In the paintings, Anordnung: Clearly Visible/Strongly Sewn (1985) and A=Girl (1986), Korot uses traditional canvas where the visible structure of the grid is less apparent and a more calligraphic gesture becomes a landscape for the human figure. A young girl from a photograph from the Holocaust appears silhouetted in these paintings. In Anordnung she appears as a patch, amidst both the landscape of Korot’s abstract language and the specific words, “one language one speech,” which refers to the first line of the Tower of Babel. In A=Girl, the silhouette appears as the letter “A” in L-A-N-G-U-A-G-E, spelled out at the top of the painting. These paintings are created from layers of oil paint, washed away in turpentine and embedded in the cloth to create a palimpsest of recorded time.
Etty (2009-2010) is a video inspired by the diaries of Etty Hillesum, a Dutch Jewish writer living in Amsterdam at the time of the Nazi invasion of Holland. To get messages to friends she devises her own code: book=butter, writing=jam, ink=rye bread, shoelaces=fruit. When she is finally transported to Auschwitz, she manages to throw a postcard from the box car with the words “we left the camp singing.” The slow, rhythmic falling of words against a background woven from moving video images, creates a new sense of reading and time. A soliloquy is created from short selections of Etty’s words edited from hundreds of pages of her writings.

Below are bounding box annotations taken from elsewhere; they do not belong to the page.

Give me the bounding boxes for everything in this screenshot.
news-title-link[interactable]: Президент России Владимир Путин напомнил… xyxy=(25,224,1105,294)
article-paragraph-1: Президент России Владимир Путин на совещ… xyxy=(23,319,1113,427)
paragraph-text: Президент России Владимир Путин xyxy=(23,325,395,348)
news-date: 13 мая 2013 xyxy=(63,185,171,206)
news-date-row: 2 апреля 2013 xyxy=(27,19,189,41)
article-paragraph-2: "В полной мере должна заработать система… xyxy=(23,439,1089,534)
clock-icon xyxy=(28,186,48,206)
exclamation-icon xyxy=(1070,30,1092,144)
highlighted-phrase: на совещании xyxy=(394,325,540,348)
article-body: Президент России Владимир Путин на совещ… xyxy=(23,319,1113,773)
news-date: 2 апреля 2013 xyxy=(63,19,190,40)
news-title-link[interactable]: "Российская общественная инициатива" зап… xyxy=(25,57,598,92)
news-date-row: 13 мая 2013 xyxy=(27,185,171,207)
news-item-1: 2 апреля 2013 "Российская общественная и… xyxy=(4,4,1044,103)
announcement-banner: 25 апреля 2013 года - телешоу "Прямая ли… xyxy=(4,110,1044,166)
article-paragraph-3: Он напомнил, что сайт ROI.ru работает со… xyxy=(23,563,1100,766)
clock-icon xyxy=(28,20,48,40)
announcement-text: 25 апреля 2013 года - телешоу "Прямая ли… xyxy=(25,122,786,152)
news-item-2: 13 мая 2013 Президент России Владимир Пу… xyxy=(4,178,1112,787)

Korot’s recent series of digitally embroidered drawings, Curves (2016-2017) refers back to Text and Commentary, which places ancient and contemporary technologies in dialog, tracing the origin of the computer to the loom. This exchange is continued through the exploration of the artist’s hand and that of the machine: here a sewing machine programmed to sew the surface of the paper in pre-designated areas. The texture, color, and shape of the sewn thread contextualizes and converses with the original hand-drawn marks.
Korot notes “Text (textus) and weave (texto) share the same latin root. Text is a tissue or fabric woven of many threads. It is a web, texture, structure, a thought, something that can be built, raveled and unraveled.”